Comparison of Tectonic Tremor in Southwest Japan and Cascadia

Abstract:

Tectonic tremor in southwest Japan and Cascadia have a number of similarities and differences. We analyze tremor catalogs from these two subduction zones in order to highlight some of the differences and to determine whether the differences are related to data quality and methodologies. We start with existing tremor catalogs produced by Obara in Japan and Wech in Cascadia. The raw catalogs are constructed with a number of important differences related to data quality, time window size, horizontal versus vertical component data and use of amplitudes. This allows the Japan catalog to have finer temporal resolution and to detect lower amplitude tremor.
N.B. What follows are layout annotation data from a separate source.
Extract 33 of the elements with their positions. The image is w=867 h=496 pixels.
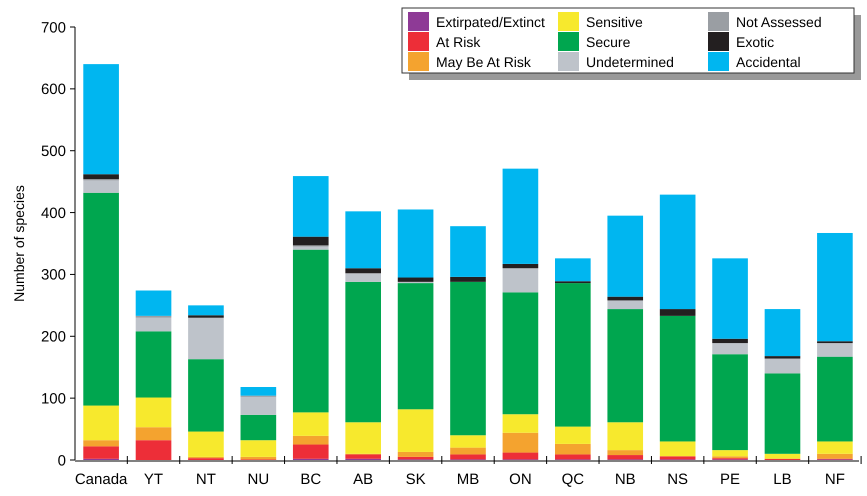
- legend-label: Sensitive: [586, 14, 644, 30]
- x-tick-label: PE: [720, 471, 740, 488]
- x-tick-label: LB: [773, 471, 792, 488]
- x-tick-label: SK: [406, 471, 426, 488]
- y-tick-label: 500: [40, 142, 66, 160]
- legend-label: May Be At Risk: [436, 54, 532, 70]
- x-tick-label: NS: [667, 471, 688, 488]
- legend-label: Accidental: [736, 54, 801, 70]
- x-tick-label: Canada: [74, 471, 128, 488]
- x-tick-label: NB: [614, 471, 636, 488]
- legend-label: Secure: [586, 34, 631, 50]
- legend-label: Extirpated/Extinct: [436, 14, 546, 30]
- x-tick-label: ON: [509, 471, 532, 488]
- x-tick-label: NT: [196, 471, 216, 488]
- y-tick-label: 200: [40, 328, 66, 346]
- legend-label: At Risk: [436, 34, 482, 50]
- x-tick-label: AB: [353, 471, 374, 488]
- y-tick-label: 600: [40, 81, 66, 98]
- legend-label: Not Assessed: [736, 14, 822, 30]
- y-axis-title: Number of species: [11, 185, 27, 302]
- y-tick-label: 100: [40, 390, 66, 408]
- x-tick-label: MB: [456, 471, 480, 488]
- legend-label: Exotic: [736, 34, 774, 50]
- y-tick-label: 300: [40, 266, 66, 284]
- x-tick-label: YT: [144, 471, 164, 488]
- y-tick-label: 700: [40, 19, 66, 36]
- x-tick-label: NU: [248, 471, 270, 488]
- y-tick-label: 400: [40, 204, 66, 222]
- legend-label: Undetermined: [586, 54, 674, 70]
- x-tick-label: QC: [562, 471, 584, 488]
- x-tick-label: BC: [300, 471, 322, 488]
- x-tick-label: NF: [824, 471, 845, 488]
- y-tick-label: 0: [58, 452, 66, 470]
We have developed an algorithm to cluster the individual tremors into spatial and temporal swarms, which we interpret to represent slow slip events. We find that for both regions, the number of tremor swarms exceeding a given duration follows a power-law distribution. If duration is proportional to seismic moment, as has been commonly assumed, the moment inferred from these swarms follows a standard Gutenberg-Richter logarithmic frequency-magnitude relation with b-values close to 1. We find that for each catalog there is a clear region where this distribution explains the data well. In each case, as with all earthquake catalogs, there is a level below which which the catalogs are incomplete. This level is lower in Japan than Casciadia. However, there is also a clear size above which the catalogs have significantly fewer events than expected by this distribution. This occurs at a duration of about 10-15 hours for southwest Japan and about 150 hours for Cascadia. We interpret this as representing a cutoff between unbounded, small events that follow the scale-invariant Gutenberg-Richter distribution, and large slip events that fill the down-dip width of the slow-slip zone and are therefore geometically bounded. This is consistent with the much narrower spatial distribution of tremor in southwest Japan than in Cascadia. The catalogs are now of sufficient size (1500-2000 swarms) to resolve regional differences in the slow-slip statistics.